Par ailleurs, l’ensemble des drogues analysées dans ce projet ont pu être décelées dans les eaux usées et il y a eu une surprise, selon le Dr Serge Schneider : «Alors que la cocaïne, l’héroïne, le THC (cannabis) et l’amphétamine sont régulièrement saisis par la police ou la douane, la détection de crystal meth surprend, car cette substance n’est que très rarement dépistée dans les saisies analysées au LNS.» Mais pour le reste, «en termes de quantité de drogues illicites consommées, les résultats confirment les données déjà existantes avec une prévalence de la cocaïne et de l’ecstasy sur l’amphétamine et la méthamphétamine.»

Un outil de données réaliste

De manière générale, «ces analyses ne donnent pas d’indication sur la qualité des drogues consommées ni sur le nombre de consommateurs à Pétange et alentours, mais seulement sur la quantité totale de drogues consommées», a encore spécifié le médecin légiste du LNS.
Avant, pour lui, d’annoncer que des analyses supplémentaires sont planifiées : «Ces résultats obtenus sur le site de Pétange soulignent l’importance du projet de recherche sur le plan national et international comme outil de données réalistes aussi bien pour les décideurs que pour les programmes de prévention contre les stupéfiants dangereux pour la santé.»
Enfin, le Dr Serge Schneider tient à rassurer le public : «Les concentrations mesurées des drogues dans l’eau sont extrêmement faibles et ne posent pas de problèmes de santé publique lors d’un contact avec les eaux fluviales.»

Claude Damiani

Une étude à 30 000 euros

(Illustration : Editpress)

(Illustration : Editpress)

Le projet, financé par le Fonds de lutte contre certaines formes de criminalité, a coûté environ 30 000 euros, selon le Dr Serge Schneider.
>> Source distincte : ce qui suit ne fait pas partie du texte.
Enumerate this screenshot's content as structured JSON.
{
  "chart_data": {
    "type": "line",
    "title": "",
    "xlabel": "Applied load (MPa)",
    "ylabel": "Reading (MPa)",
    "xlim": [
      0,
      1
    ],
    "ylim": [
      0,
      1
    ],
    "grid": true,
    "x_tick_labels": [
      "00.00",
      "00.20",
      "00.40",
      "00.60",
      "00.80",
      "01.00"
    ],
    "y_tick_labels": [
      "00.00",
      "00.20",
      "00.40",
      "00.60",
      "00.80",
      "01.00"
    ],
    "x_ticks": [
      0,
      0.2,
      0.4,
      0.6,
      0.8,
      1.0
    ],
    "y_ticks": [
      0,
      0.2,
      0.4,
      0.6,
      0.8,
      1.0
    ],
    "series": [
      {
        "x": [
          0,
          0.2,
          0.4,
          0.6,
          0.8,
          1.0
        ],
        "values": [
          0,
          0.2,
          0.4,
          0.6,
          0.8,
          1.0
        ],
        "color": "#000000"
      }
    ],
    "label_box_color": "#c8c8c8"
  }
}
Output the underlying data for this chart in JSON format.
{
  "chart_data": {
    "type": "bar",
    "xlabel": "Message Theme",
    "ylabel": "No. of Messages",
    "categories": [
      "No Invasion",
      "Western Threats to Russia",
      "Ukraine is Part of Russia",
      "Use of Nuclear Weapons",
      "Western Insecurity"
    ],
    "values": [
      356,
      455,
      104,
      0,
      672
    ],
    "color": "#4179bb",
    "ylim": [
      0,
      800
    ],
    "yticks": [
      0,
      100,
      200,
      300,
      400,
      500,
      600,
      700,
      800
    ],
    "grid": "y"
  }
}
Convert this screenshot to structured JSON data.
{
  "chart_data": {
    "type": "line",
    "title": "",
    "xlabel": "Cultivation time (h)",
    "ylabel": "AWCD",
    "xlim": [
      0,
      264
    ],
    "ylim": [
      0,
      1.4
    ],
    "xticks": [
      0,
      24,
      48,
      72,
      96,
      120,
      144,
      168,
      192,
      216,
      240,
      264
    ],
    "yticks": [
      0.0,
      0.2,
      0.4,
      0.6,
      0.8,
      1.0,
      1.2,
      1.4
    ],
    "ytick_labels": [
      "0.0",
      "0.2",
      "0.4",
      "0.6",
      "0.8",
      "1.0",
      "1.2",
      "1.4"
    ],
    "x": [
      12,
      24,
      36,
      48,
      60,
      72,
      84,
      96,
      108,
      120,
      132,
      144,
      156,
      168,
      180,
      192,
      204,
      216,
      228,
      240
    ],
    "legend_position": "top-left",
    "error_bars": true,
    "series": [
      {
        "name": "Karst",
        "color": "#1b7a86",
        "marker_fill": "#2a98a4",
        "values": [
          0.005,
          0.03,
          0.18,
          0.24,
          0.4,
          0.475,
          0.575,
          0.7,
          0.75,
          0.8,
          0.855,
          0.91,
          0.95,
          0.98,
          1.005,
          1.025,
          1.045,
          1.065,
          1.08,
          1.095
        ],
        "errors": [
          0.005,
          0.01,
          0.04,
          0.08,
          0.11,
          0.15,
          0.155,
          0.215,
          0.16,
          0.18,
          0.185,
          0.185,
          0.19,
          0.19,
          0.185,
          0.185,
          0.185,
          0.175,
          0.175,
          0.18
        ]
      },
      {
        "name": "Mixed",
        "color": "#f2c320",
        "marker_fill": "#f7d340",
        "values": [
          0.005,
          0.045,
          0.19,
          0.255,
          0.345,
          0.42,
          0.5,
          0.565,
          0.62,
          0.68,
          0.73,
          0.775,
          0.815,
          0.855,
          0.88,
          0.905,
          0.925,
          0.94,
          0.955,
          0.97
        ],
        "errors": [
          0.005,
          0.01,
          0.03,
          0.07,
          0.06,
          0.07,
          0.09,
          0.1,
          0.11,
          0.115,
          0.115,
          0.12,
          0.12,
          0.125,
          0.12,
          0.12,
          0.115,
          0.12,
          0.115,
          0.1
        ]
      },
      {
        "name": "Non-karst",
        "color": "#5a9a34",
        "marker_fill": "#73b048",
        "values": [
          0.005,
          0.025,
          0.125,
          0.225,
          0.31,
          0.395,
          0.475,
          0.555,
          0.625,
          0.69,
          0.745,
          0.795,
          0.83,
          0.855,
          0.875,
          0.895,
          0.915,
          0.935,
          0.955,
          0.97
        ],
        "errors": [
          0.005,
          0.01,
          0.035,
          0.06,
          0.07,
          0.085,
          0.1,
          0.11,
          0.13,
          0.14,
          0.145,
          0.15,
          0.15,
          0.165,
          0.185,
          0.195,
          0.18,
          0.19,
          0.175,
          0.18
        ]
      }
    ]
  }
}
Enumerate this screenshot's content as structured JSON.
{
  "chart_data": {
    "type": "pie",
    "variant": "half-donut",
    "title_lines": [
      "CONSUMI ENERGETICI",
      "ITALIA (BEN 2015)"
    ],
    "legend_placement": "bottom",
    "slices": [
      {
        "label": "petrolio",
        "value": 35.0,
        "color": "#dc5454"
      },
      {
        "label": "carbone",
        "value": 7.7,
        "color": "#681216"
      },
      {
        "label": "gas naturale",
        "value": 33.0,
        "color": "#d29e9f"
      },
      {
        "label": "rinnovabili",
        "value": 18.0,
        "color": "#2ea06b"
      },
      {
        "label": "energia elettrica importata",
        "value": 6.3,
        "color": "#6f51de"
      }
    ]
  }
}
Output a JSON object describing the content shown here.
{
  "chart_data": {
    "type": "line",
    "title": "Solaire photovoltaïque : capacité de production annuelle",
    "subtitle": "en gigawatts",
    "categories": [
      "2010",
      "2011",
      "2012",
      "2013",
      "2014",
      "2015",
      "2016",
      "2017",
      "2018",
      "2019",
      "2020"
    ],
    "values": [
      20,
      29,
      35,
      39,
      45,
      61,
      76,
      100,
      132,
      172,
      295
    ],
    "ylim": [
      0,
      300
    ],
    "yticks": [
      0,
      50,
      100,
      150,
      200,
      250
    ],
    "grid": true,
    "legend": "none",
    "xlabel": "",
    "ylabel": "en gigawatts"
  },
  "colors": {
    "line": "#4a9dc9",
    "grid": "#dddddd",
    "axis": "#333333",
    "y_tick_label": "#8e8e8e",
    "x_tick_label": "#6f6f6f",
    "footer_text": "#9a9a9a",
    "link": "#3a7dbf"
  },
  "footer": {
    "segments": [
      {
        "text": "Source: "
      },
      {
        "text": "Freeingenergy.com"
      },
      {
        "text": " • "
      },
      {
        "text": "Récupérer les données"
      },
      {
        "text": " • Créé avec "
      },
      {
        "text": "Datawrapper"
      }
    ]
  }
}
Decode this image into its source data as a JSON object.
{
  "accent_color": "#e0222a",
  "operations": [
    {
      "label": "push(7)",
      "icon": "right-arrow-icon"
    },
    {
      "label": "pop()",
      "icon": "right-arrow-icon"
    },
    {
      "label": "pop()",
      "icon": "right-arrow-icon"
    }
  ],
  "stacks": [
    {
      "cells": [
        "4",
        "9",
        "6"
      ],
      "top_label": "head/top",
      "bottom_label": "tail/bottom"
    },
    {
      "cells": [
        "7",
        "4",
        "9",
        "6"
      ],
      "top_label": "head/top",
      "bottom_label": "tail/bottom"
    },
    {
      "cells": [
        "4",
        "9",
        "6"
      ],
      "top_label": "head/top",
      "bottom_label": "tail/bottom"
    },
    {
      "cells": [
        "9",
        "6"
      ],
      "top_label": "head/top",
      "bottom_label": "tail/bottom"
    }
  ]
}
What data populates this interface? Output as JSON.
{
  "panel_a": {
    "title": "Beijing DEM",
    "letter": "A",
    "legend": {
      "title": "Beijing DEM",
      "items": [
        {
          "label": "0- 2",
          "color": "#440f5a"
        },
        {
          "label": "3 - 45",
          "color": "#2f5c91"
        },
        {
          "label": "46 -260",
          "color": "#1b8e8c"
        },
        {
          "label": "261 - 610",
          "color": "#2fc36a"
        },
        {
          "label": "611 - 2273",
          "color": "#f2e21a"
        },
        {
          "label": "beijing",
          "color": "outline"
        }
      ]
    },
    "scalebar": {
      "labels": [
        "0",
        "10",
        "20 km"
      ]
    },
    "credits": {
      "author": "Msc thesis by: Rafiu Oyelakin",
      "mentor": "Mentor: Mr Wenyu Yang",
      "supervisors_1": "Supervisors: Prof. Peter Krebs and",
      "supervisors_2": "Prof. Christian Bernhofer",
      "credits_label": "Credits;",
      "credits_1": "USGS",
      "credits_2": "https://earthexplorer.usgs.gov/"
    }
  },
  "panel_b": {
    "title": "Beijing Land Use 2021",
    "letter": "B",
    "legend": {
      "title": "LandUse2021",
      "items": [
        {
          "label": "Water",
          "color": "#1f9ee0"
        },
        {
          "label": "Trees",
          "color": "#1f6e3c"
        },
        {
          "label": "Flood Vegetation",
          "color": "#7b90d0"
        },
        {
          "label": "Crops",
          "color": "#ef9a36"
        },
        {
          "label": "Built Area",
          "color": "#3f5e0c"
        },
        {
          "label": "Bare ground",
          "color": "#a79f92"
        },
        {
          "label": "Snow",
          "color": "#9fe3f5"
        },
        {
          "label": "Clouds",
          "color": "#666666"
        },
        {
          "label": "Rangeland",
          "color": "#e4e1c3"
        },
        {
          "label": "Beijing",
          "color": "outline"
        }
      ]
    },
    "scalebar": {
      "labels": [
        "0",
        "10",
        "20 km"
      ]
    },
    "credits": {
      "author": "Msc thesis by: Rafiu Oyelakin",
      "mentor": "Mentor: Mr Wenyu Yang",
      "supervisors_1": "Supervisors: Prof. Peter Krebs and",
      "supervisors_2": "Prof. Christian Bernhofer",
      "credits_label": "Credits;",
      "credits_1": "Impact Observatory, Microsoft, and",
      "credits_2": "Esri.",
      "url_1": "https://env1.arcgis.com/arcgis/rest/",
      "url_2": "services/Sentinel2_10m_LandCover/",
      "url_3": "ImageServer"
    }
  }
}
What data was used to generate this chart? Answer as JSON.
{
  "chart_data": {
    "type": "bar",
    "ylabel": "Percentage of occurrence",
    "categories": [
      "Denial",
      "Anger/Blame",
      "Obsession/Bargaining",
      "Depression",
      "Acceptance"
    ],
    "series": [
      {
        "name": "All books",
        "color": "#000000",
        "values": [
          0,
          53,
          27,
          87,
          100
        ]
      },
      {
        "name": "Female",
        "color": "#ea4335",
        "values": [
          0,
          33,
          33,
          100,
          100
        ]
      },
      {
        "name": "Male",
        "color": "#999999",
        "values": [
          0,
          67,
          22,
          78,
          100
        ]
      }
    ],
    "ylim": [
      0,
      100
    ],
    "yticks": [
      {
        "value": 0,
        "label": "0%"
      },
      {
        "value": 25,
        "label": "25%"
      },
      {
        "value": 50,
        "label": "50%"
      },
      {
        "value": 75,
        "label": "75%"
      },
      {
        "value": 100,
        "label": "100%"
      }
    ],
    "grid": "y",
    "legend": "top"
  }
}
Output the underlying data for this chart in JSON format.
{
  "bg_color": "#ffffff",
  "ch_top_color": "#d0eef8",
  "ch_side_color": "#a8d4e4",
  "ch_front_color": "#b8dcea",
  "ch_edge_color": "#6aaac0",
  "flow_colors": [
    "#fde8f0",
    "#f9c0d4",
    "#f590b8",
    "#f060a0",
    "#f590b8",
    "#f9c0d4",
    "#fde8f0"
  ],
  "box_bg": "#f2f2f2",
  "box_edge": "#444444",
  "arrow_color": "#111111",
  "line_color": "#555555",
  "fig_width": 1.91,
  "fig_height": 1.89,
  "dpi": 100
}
Ce coût a été justifié par la volonté du Laboratoire national de santé «de fournir un outil complémentaire aux programmes d’observation déjà mis en place (saisies, Drug-checking…)». Le projet vise à comprendre l’évolution de la consommation de drogue au Luxembourg. C’est dans ce cadre qu’entre le premier suivi de stupéfiants dans les eaux usées de la station d’épuration de Pétange effectué par le service de toxicologie analytique et chimie pharmaceutique du LNS.
Ce genre d’étude a déjà été réalisé à l’étranger. Initié par le réseau européen SCORE (Sewage Analysis CORe group Europe), en collaboration avec l’observatoire européen des drogues (EMCDDA), ce domaine de recherche en pleine expansion est étudié dans près de 70 villes européennes.